Professor Law’s research interests are driven by the challenges of energy conversion and storage, chemical sensing, pollution remediation, and the conservation of biodiversity. His research group at UC Irvine focuses on the development of new materials and devices for solar energy conversion, including nanostructured solar cells, earth-abundant thin-film photovoltaics, and water splitting cells. He received a DOE Early Career Award in 2010 and has published over 35 papers (cited more than 8000 times) and six patents in the areas of nanoscience and photovoltaics.
 
 
Daniel Nocera
Patterson Rockwood Professor of Energy
Harvard University Melanie Sanford
Moses Gomberg Collegiate Professor of Chemistry and Arthur F. Thurnau Professor of Chemistry
University of Michigan Kirk Froggatt
Senior Fellow and Gemini Chair in Technology Management
University of Minnesota Technological
Leadership Institute Matt Law
Assistant Professor
University of California, Irvine
Dr. Nathan Lewis, the George L. Argyros Professor of Chemistry, has been on the faculty at the California Institute of Technology since 1988 and has served as Professor since 1991. He is the Principal Investigator of the Joint Center for Artificial Photosynthesis, the Energy Innovation Hub in Fuels from Sunlight, and has also served as the Principal Investigator of the Beckman Institute Molecular Materials Resource Center at Caltech since 1992. From 1981 to 1986, he was on the faculty at Stanford, as an assistant professor from 1981 to 1985 and as a tenured Associate Professor from 1986 to 1988. Dr. Lewis received his Ph.D. in Chemistry from the Massachusetts Institute of Technology.
 
Dr. Lewis has been an Alfred P. Sloan Fellow, a Camille and Henry Dreyfus Teacher-Scholar, and a Presidential Young Investigator.
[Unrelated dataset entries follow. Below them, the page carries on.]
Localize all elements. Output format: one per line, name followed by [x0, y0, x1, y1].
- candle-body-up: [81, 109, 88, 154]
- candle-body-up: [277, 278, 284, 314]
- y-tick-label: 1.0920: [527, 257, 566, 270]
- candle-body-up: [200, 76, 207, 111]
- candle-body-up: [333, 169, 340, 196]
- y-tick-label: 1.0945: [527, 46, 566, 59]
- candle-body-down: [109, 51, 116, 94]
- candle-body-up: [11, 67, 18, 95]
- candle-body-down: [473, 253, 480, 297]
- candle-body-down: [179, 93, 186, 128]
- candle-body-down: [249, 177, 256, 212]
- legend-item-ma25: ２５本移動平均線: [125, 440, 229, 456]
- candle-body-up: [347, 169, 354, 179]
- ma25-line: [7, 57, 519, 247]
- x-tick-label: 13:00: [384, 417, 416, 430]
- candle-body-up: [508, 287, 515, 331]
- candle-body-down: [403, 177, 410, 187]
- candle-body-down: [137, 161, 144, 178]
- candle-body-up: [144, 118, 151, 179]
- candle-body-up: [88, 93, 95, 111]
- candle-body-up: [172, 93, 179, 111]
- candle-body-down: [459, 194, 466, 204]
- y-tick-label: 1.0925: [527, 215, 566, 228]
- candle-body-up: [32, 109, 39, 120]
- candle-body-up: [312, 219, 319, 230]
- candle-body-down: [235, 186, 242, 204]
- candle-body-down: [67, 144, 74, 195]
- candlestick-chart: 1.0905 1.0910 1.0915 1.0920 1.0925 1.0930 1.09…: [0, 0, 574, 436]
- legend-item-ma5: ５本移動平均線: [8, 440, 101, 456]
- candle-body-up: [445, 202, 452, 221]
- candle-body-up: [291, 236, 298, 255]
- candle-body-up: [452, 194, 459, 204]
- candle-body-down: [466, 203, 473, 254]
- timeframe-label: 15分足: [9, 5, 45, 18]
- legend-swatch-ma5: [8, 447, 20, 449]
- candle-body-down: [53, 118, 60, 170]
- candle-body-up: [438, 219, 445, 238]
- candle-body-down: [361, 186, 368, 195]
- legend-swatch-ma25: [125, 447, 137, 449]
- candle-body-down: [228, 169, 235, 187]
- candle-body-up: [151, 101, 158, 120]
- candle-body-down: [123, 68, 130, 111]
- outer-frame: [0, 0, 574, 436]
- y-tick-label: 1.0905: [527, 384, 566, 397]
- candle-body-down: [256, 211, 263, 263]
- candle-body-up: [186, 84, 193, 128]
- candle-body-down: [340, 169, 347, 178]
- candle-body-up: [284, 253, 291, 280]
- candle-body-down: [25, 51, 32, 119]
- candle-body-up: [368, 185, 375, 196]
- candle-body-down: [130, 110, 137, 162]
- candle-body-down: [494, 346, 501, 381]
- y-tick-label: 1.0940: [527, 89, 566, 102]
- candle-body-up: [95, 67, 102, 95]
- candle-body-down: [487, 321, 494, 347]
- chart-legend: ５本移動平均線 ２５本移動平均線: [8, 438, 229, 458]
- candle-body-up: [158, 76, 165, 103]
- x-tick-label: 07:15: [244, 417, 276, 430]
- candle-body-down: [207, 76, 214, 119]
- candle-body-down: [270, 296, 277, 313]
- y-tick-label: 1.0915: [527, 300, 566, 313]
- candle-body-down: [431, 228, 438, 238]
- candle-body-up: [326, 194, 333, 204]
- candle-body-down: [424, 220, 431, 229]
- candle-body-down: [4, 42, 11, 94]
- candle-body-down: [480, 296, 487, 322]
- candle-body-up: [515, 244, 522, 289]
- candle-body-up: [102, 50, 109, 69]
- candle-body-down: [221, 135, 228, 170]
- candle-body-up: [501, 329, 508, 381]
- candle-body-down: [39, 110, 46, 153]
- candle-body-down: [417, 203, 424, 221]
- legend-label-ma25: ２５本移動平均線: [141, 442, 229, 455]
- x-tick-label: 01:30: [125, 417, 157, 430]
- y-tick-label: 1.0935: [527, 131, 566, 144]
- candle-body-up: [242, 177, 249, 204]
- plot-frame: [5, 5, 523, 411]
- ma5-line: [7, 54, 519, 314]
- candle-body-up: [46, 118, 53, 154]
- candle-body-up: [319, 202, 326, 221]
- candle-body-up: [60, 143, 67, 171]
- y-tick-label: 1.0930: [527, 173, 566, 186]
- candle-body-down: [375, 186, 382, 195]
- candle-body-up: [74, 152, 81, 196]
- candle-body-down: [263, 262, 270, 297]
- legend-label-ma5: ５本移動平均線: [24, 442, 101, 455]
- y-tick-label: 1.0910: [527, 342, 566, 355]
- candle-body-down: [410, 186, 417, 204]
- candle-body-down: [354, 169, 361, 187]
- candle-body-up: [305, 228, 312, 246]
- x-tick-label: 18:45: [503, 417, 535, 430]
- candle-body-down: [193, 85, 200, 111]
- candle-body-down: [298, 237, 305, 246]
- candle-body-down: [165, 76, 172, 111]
He received the Fresenius Award in 1990, the ACS Award in Pure Chemistry in 1991, the Orton Memorial Lecture award in 2003, the Princeton Environmental Award in 2003 and the Michael Faraday Medal of the Royal Society of Electrochemistry in 2008. He is currently the Editor-in-Chief of the Royal Society of Chemistry journal, Energy & Environmental Science. He has published over 300 papers and has supervised over 60 graduate students and postdoctoral associates.
 
His research interests include artificial photosynthesis and electronic noses. Technical details of these research topics focus on light-induced electron transfer reactions, both at surfaces and in transition metal complexes, surface chemistry and photochemistry of semiconductor/liquid interfaces, novel uses of conducting organic polymers and polymer/conductor composites, and development of sensor arrays that use pattern recognition algorithms to identify odorants, mimicking the mammalian olfaction process.